20090827 Thursday August 27, 2009

Monopoly and prices

Monopolies restrict supply and offer their goods at prices above equilibrium price, the opportunity cost of the resources used to make the goods. I am writing a short paper about this since it is a piece of thinking I revisited while developing my thoughts on free software, but is not central to those thoughts. There remain those who still think that monopolistic domination of markets is a legitimate business goal and that public policy and regulation should not inhibit this "free" market tendency. A review of the theory of the firm shows that monopolies restrict supply, raise prices and make super-profits.

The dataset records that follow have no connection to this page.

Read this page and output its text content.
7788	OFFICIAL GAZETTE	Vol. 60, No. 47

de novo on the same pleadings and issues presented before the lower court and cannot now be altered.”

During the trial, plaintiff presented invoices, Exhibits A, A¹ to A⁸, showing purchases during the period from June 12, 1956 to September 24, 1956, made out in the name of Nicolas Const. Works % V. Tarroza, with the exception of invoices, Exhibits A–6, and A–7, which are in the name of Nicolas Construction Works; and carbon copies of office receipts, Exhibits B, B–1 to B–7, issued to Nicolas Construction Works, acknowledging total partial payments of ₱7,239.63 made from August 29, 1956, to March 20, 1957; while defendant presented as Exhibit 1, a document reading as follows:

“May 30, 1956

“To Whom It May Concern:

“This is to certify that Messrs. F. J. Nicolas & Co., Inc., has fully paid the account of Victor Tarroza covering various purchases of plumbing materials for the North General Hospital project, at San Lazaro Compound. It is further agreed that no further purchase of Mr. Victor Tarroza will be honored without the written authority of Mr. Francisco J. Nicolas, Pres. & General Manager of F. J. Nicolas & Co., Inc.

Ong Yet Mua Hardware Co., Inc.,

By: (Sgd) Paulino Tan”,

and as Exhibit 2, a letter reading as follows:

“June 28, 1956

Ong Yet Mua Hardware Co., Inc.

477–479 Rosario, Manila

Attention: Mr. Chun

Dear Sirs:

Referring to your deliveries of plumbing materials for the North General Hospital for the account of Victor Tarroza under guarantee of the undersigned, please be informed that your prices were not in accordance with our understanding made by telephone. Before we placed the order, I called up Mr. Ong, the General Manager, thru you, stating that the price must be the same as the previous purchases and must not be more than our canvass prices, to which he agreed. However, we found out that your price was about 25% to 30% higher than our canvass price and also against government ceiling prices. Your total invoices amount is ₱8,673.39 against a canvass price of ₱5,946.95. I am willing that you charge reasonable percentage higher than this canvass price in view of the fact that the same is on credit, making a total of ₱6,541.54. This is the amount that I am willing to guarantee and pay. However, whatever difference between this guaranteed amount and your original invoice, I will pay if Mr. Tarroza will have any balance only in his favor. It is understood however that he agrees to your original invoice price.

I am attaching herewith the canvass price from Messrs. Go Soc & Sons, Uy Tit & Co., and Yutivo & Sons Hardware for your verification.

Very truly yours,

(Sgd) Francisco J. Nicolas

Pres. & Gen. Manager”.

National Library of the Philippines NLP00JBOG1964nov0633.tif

Firms seek to maximise profit. As prices fall, demand increases. As output increases, average costs fall and then may rise due to economies of scale and then diminishing returns. In a "perfect" market, all firms are price takers. Business failure means that expensive suppliers leave the market, and super-profits caused by the difference in a given price and superior cost structures of the survivors encourage new entrants to bid down the price. In a perfect market, there are no super-profits and prices are equal to average costs. In a monopolistic or imperfect market, defined as where a firm's output decisions affect price, a firm's maximum profit occurs where its marginal cost is equal to its marginal revenue. No matter if dis-economies of scale are trivial or important, this will always be a lower output and a higher price than the opportunity cost price/output position.

I am writing a longer essay about this, which I hope to post on this blog, but I shall mirror it on my personal site downloads page. I doubt that there's anything original in the essay, but having it one place is useful to me and it'll help me write my essay/presentation that I promised Dominc Kay on "Why free is the right price for software?".